Biografie: Judith Wegmann (Zug/Biel, CH)

begann im Alter von 6 Jahren mit dem Klavierspiel. Mit 16 Jahren studierte sie an der Jazzschule Luzern und Bern mehrere Jahre und begann sich während dieser Zeit mit der frei improvisierten Musik auseinander zu setzen. Danach absolvierte sie das klassische Musikstudium in Neuchâtel und Luzern, das sie mit Masterstudien erfolgreich beendete. Es folgten weitere Studien und Meisterklassen bei renommierten Professoren im klassischen Repertoire in der Schweiz sowie im Ausland. 2014 beendete sie einen weiteren spezialisierten Masterstudiengang an der Hochschule für Musik in Basel, wo sie sich intensiv mit der freien Improvisation, wie auch der Neuen Musik auseinander setzte.
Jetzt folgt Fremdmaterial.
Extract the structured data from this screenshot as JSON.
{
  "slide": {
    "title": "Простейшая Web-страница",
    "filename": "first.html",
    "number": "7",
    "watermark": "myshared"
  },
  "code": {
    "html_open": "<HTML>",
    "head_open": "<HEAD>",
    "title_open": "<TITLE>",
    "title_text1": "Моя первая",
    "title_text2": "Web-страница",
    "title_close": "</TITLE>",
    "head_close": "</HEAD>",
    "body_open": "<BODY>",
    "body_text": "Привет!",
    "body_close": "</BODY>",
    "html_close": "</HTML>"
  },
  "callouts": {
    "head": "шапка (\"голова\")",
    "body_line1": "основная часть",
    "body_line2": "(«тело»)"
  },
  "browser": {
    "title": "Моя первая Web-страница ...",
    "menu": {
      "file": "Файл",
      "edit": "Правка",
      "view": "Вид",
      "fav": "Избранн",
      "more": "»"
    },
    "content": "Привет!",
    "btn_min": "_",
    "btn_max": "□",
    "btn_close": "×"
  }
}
Als klassische Pianistin und Kammermusikerin gibt sie regelmäßig in verschiedenen Formationen Konzerte. Als genre-übergreifende Pianistin konzipiert sie Projekte in denen klassische-, zeitgenössische Musik wie auch Improvisation im Zentrum stehen. Regelmässig entwirft sie neue Konzertprogramme mit unterschiedlichen Besetzungen und trägt deren Verantwortung bis sie zur Aufführung gelangen. Ihre Projekte wurden sowohl in der Schweiz als auch im Ausland aufgeführt. Die Zusammenarbeit mit Komponisten und Kunstschaffenden aus den Bereichen visuelle Kunst und Literatur eröffnet ihr immer wieder neue Perspektiven.

Judith Wegmann erhielt 2011 und 2015 einen Förderpreis vom Kanton Zug für ihr freies künstlerisches Schaffen.

2014, 2015 und 2016 wurde ihr den Werkbeitrag von der Stadt Biel zugesprochen. Seit 2015 ist sie Vorstandsmitglied der Werkstatt für die freie Improvisierte Musik in Bern (WIM Bern). 2017 erschien ihr erstes Soloalbum bei Hathut records, das international positive Kritik erhielt. Weitere Infos unter: https://www.judithwegmann.ch

Eintritt frei, über Spenden freuen wir uns.